Além disso, o PG14 também prevê ações de monitoramento da qualidade da água para consumo humano. Os pontos de monitoramento são indicados pelas prefeituras de cada município. Nos Territórios 01 e 02 existem poucos desses pontos. Na última reunião da Câmara Técnica sobre Saúde (CT-Saúde), que ocorreu entre os dias 22 e 23 de julho, pessoas atingidas reivindicaram mais esclarecimentos sobre os resultados desse monitoramento. 

Confira algumas falas das pessoas atingidas durante a atividade

Durante o Seminário, as pessoas atingidas foram convidadas a se manifestar, contribuir com as informações apresentadas e tirar possíveis dúvidas com relação aos danos na saúde em cada município. 

A moradora da Biboca (São José do Goiabal), Simone Nunes, afirmou que “não é espanto nenhum e o gráfico já mostra a realidade do nosso lugar. O que mais nos preocupa é a água, né? É muito ruim e todo mundo sabe, a água que a gente tá tomando aqui, o mau cheiro. O gráfico já mostra e a gente tem que estar mais atento à saúde”. 

Márcio Gomes, de Revés do Belém (Bom Jesus do Galho), confirmou que os dados refletem o que é sentido cotidianamente nas comunidades atingidas. “Esses dados realmente têm crescido na nossa região, principalmente sobre ansiedade, depressão após o crime ambiental. Foi algo que atingiu todas as pessoas da calha e trouxe insegurança. Tive arritmia, mudança de pressão, ansiedade, tomo três qualidades de remédios. Pessoas adoeceram e faleceram com o descaso das empresas que cometeram esse crime. Pessoas com problemas de pele, dor de cabeça e algumas doenças relacionadas a doenças mentais. Muito bom ter levantado esses dados porque é o que a gente convive hoje, em 2024. Ansiedade, medo e angústia.”

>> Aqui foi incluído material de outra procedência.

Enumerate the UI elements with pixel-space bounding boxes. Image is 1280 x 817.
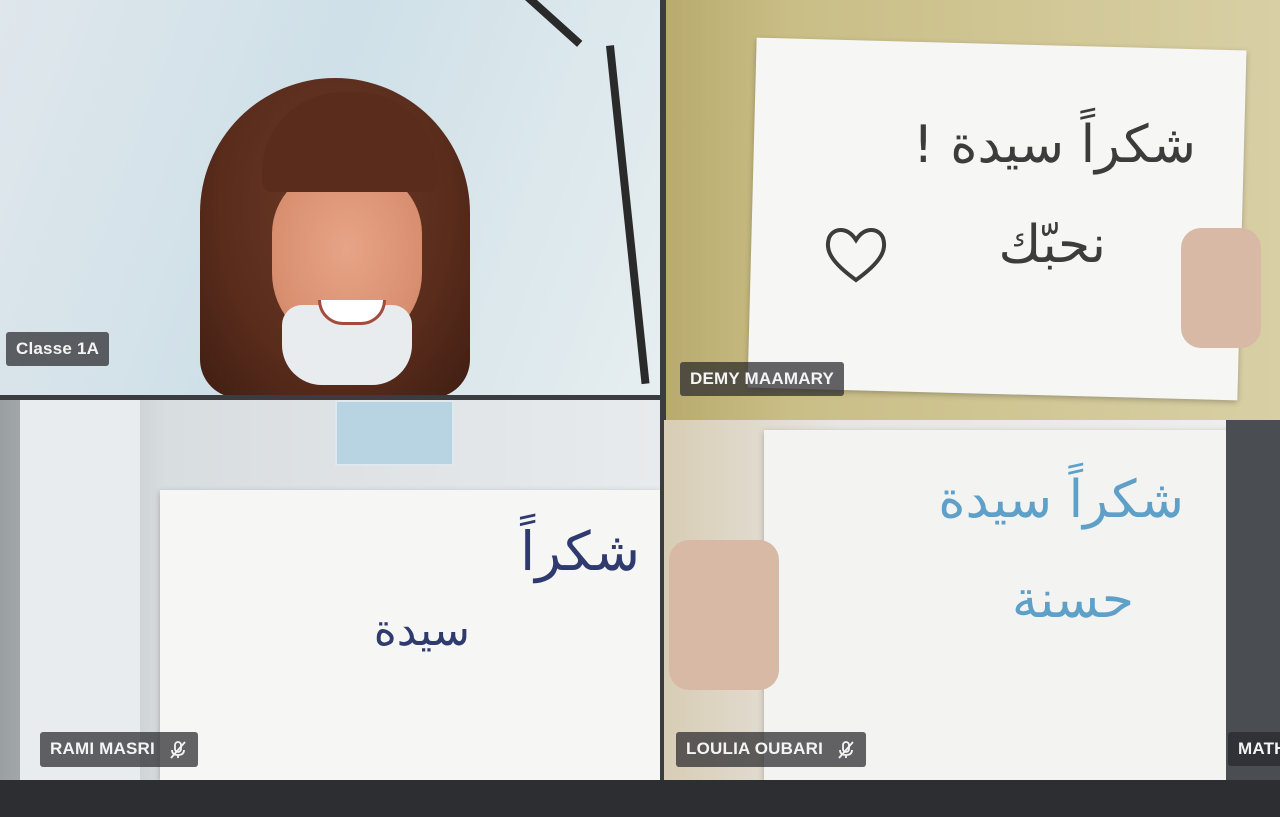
- background-frame: [525, 0, 583, 47]
- participant-name-tag: MATH: [1228, 732, 1280, 766]
- heart-icon: [825, 228, 887, 283]
- sign-text-line2: نحبّك: [998, 215, 1106, 275]
- background-picture: [335, 400, 454, 466]
- participant-hand: [1181, 228, 1261, 348]
- participant-name: LOULIA OUBARI: [686, 739, 824, 758]
- participant-name-tag: DEMY MAAMARY: [680, 362, 845, 396]
- video-tile-rami-masri[interactable]: شكراً سيدة RAMI MASRI: [0, 400, 660, 780]
- sign-text-line2: حسنة: [1011, 570, 1134, 630]
- background-frame: [606, 45, 650, 385]
- sign-text-line1: شكراً: [520, 520, 640, 583]
- video-tile-demy-maamary[interactable]: شكراً سيدة ! نحبّك DEMY MAAMARY: [666, 0, 1280, 420]
- participant-name: MATH: [1238, 739, 1280, 758]
- participant-name: DEMY MAAMARY: [690, 369, 835, 388]
- sign-text-line1: شكراً سيدة: [938, 470, 1184, 530]
- video-tile-loulia-oubari[interactable]: شكراً سيدة حسنة LOULIA OUBARI: [664, 420, 1250, 780]
- video-grid: Classe 1A شكراً سيدة ! نحبّك DEMY MAAMAR…: [0, 0, 1280, 817]
- participant-name-tag: LOULIA OUBARI: [676, 732, 866, 767]
- participant-name: RAMI MASRI: [50, 739, 155, 758]
- participant-name-tag: RAMI MASRI: [40, 732, 198, 767]
- sign-text-line1: شكراً سيدة !: [912, 115, 1196, 175]
- participant-name: Classe 1A: [16, 339, 100, 358]
- participant-name-tag: Classe 1A: [6, 332, 110, 366]
- mic-off-icon: [170, 740, 186, 759]
- video-tile-classe-1a[interactable]: Classe 1A: [0, 0, 660, 395]
- background-shelf: [20, 400, 140, 780]
- meeting-toolbar: [0, 780, 1280, 817]
- sign-text-line2: سيدة: [373, 605, 470, 656]
- mic-off-icon: [838, 740, 854, 759]
- video-tile-math[interactable]: MATH: [1226, 420, 1280, 780]
- participant-hand: [669, 540, 779, 690]
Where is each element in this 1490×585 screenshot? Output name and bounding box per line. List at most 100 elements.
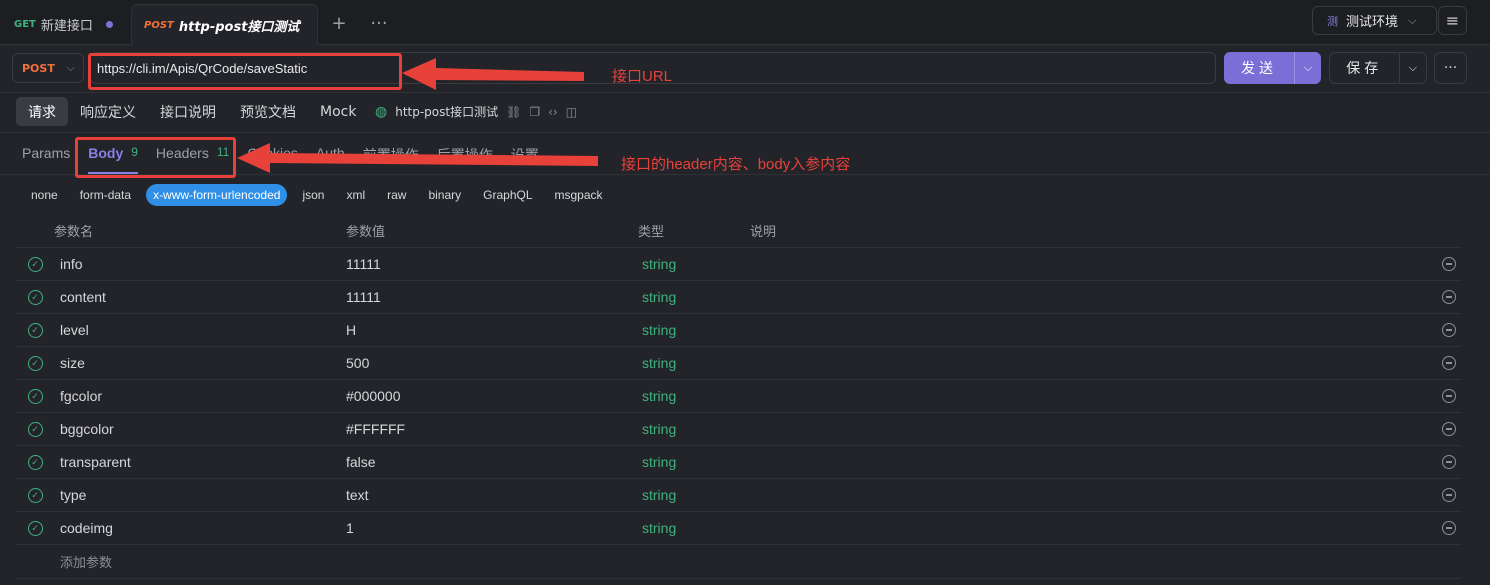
more-options-icon[interactable]: ···: [1434, 52, 1467, 84]
row-enabled-checkbox[interactable]: ✓: [16, 355, 54, 371]
tab-params[interactable]: Params: [22, 138, 70, 174]
param-value-cell[interactable]: #FFFFFF: [346, 421, 405, 437]
param-type-cell[interactable]: string: [642, 355, 676, 371]
tab-pre-operations[interactable]: 前置操作: [363, 138, 419, 174]
table-row: ✓ type text string: [16, 479, 1461, 512]
param-value-cell[interactable]: 1: [346, 520, 354, 536]
param-name-cell[interactable]: transparent: [60, 454, 131, 470]
tab-api-description[interactable]: 接口说明: [148, 97, 228, 126]
row-enabled-checkbox[interactable]: ✓: [16, 289, 54, 305]
param-name-cell[interactable]: info: [60, 256, 83, 272]
param-type-cell[interactable]: string: [642, 256, 676, 272]
row-enabled-checkbox[interactable]: ✓: [16, 520, 54, 536]
body-type-binary[interactable]: binary: [421, 184, 468, 206]
remove-row-icon[interactable]: [1442, 323, 1456, 337]
more-tabs-icon[interactable]: ···: [366, 10, 392, 36]
remove-row-icon[interactable]: [1442, 356, 1456, 370]
param-value-cell[interactable]: 500: [346, 355, 369, 371]
table-row: ✓ transparent false string: [16, 446, 1461, 479]
remove-row-icon[interactable]: [1442, 521, 1456, 535]
remove-row-icon[interactable]: [1442, 257, 1456, 271]
tab-auth[interactable]: Auth: [316, 138, 345, 174]
tab-mock[interactable]: Mock: [308, 97, 368, 126]
link-icon[interactable]: ⛓: [506, 105, 521, 119]
remove-row-icon[interactable]: [1442, 455, 1456, 469]
param-value-cell[interactable]: #000000: [346, 388, 401, 404]
column-header-value: 参数值: [346, 225, 386, 240]
code-icon[interactable]: ‹›: [548, 105, 558, 119]
save-button[interactable]: 保存 ⌵: [1329, 52, 1427, 84]
body-type-none[interactable]: none: [24, 184, 65, 206]
panel-toggle-icon[interactable]: ◫: [566, 105, 577, 119]
param-name-cell[interactable]: size: [60, 355, 85, 371]
body-type-form-data[interactable]: form-data: [73, 184, 138, 206]
row-enabled-checkbox[interactable]: ✓: [16, 388, 54, 404]
param-name-cell[interactable]: fgcolor: [60, 388, 102, 404]
tab-settings[interactable]: 设置: [511, 138, 539, 174]
row-enabled-checkbox[interactable]: ✓: [16, 487, 54, 503]
tab-new-api[interactable]: GET 新建接口: [2, 4, 130, 45]
param-value-cell[interactable]: 11111: [346, 289, 381, 305]
param-type-cell[interactable]: string: [642, 322, 676, 338]
tab-preview-doc[interactable]: 预览文档: [228, 97, 308, 126]
body-type-urlencoded[interactable]: x-www-form-urlencoded: [146, 184, 288, 206]
tab-post-operations[interactable]: 后置操作: [437, 138, 493, 174]
check-icon: ✓: [27, 454, 43, 470]
annotation-box-body-headers: [75, 137, 236, 178]
check-icon: ✓: [27, 289, 43, 305]
row-enabled-checkbox[interactable]: ✓: [16, 256, 54, 272]
param-name-cell[interactable]: bggcolor: [60, 421, 114, 437]
tab-cookies[interactable]: Cookies: [247, 138, 298, 174]
remove-row-icon[interactable]: [1442, 488, 1456, 502]
remove-row-icon[interactable]: [1442, 389, 1456, 403]
chevron-down-icon[interactable]: ⌵: [1294, 52, 1321, 84]
method-select[interactable]: POST ⌵: [12, 53, 84, 83]
body-type-graphql[interactable]: GraphQL: [476, 184, 539, 206]
tab-bar: GET 新建接口 POST http-post接口测试 + ··· 测 测试环境…: [0, 0, 1490, 45]
tab-request[interactable]: 请求: [16, 97, 68, 126]
tab-http-post[interactable]: POST http-post接口测试: [131, 4, 318, 45]
param-name-cell[interactable]: level: [60, 322, 89, 338]
param-type-cell[interactable]: string: [642, 289, 676, 305]
method-tag-post: POST: [144, 19, 174, 31]
table-row: ✓ size 500 string: [16, 347, 1461, 380]
remove-row-icon[interactable]: [1442, 290, 1456, 304]
param-type-cell[interactable]: string: [642, 487, 676, 503]
body-type-xml[interactable]: xml: [339, 184, 372, 206]
add-param-button[interactable]: 添加参数: [16, 545, 1461, 579]
env-badge: 测: [1327, 14, 1338, 28]
param-type-cell[interactable]: string: [642, 388, 676, 404]
tab-label: 前置操作: [362, 147, 419, 163]
body-type-json[interactable]: json: [295, 184, 331, 206]
copy-icon[interactable]: ❐: [529, 105, 540, 119]
tab-label: http-post接口测试: [178, 19, 300, 35]
param-value-cell[interactable]: 11111: [346, 256, 381, 272]
plus-icon[interactable]: +: [326, 10, 352, 36]
check-icon: ✓: [27, 355, 43, 371]
remove-row-icon[interactable]: [1442, 422, 1456, 436]
param-value-cell[interactable]: H: [346, 322, 356, 338]
send-button[interactable]: 发送 ⌵: [1224, 52, 1321, 84]
environment-select[interactable]: 测 测试环境 ⌵: [1312, 6, 1437, 35]
tab-response-definition[interactable]: 响应定义: [68, 97, 148, 126]
hamburger-menu-icon[interactable]: ≡: [1438, 6, 1467, 35]
param-type-cell[interactable]: string: [642, 520, 676, 536]
divider: [0, 132, 1490, 133]
body-type-msgpack[interactable]: msgpack: [548, 184, 610, 206]
param-value-cell[interactable]: false: [346, 454, 376, 470]
param-type-cell[interactable]: string: [642, 421, 676, 437]
row-enabled-checkbox[interactable]: ✓: [16, 454, 54, 470]
row-enabled-checkbox[interactable]: ✓: [16, 322, 54, 338]
tab-label: Auth: [315, 145, 345, 161]
body-type-raw[interactable]: raw: [380, 184, 413, 206]
param-value-cell[interactable]: text: [346, 487, 369, 503]
param-name-cell[interactable]: content: [60, 289, 106, 305]
doc-title-bar: ◍ http-post接口测试 ⛓ ❐ ‹› ◫: [375, 103, 577, 120]
param-name-cell[interactable]: codeimg: [60, 520, 113, 536]
param-name-cell[interactable]: type: [60, 487, 86, 503]
row-enabled-checkbox[interactable]: ✓: [16, 421, 54, 437]
check-icon: ✓: [27, 520, 43, 536]
annotation-url-note: 接口URL: [612, 68, 673, 85]
param-type-cell[interactable]: string: [642, 454, 676, 470]
chevron-down-icon[interactable]: ⌵: [1398, 53, 1426, 83]
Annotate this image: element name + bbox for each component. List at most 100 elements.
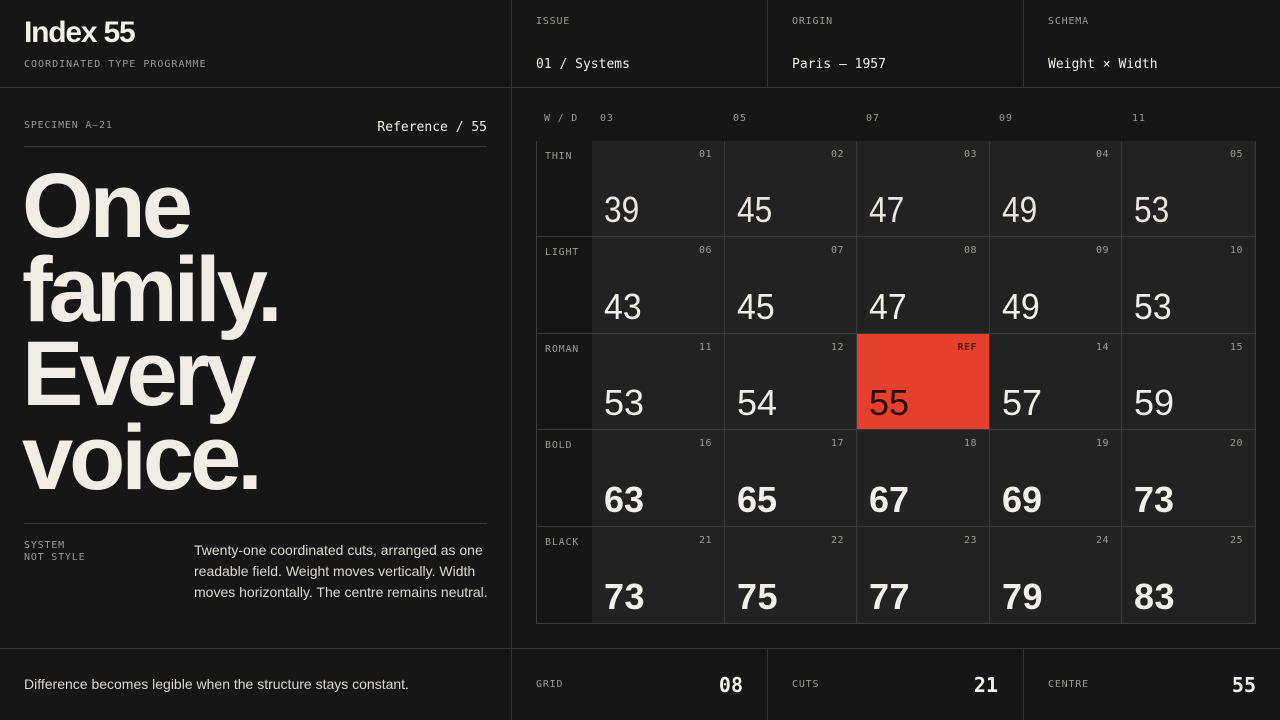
grid-cell[interactable]: 07 45 [725,237,857,334]
column-header: 09 [999,113,1013,124]
stat-value-centre: 55 [1231,673,1256,697]
column-header: 05 [733,113,747,124]
cell-index: 03 [963,149,977,160]
meta-label-issue: ISSUE [536,16,571,27]
grid-cell[interactable]: 12 54 [725,334,857,430]
headline-line: Every [22,323,257,425]
header-divider [0,87,1280,88]
cell-value: 73 [604,576,646,617]
row-label: THIN [545,151,573,162]
cell-index: 21 [698,535,712,546]
cell-value: 49 [1002,189,1038,230]
grid-cell[interactable]: 09 49 [990,237,1122,334]
reference-cell[interactable]: REF 55 [857,334,990,430]
meta-value-schema: Weight × Width [1048,57,1158,72]
grid-cell[interactable]: 05 53 [1122,141,1256,237]
system-tag-line: SYSTEM [24,540,65,551]
specimen-label: SPECIMEN A—21 [24,120,113,131]
cell-value: 73 [1134,479,1175,520]
grid-cell[interactable]: 01 39 [592,141,725,237]
cell-index: 07 [830,245,844,256]
cell-index: 19 [1095,438,1109,449]
cell-value: 69 [1002,479,1043,520]
cell-index: 04 [1095,149,1109,160]
cell-value: 63 [604,479,645,520]
grid-cell[interactable]: 23 77 [857,527,990,624]
meta-label-schema: SCHEMA [1048,16,1089,27]
headline-line: voice. [22,407,263,509]
grid-cell[interactable]: 11 53 [592,334,725,430]
grid-cell[interactable]: 22 75 [725,527,857,624]
stat-label-centre: CENTRE [1048,679,1089,690]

Marizete, da Biboca (São José do Goiabal), comentou que, na época do rompimento, “toda hora saía um carro pra Goiabal, pro hospital. Naquela semana, foi quase durante toda semana, nós tínhamos que estar no hospital. O fedor que deixou, deixou aquele ‘trem’ parece na cabeça da gente. Toda vez que chegava gente aqui, a gente tava com febre, dor de cabeça e corpo ruim. Depois desse desastre pra cá, até hoje, muita gente tá doente ainda”.

Ao final do Seminário, os(as) participantes aproveitaram para esclarecer dúvidas com relação ao PG14, os estudos que devem ser iniciados pela Fundação Renova e os recursos que os municípios  receberão para  fortalecer a saúde pública. A equipe da ATI reforçou a importância do fortalecimento e protagonismo das Comissões de Atingidos(as) na cobrança de respostas tanto dos municípios, bem como da Fundação Renova, dos representantes das Câmaras Técnicas e das Instituições de Justiça.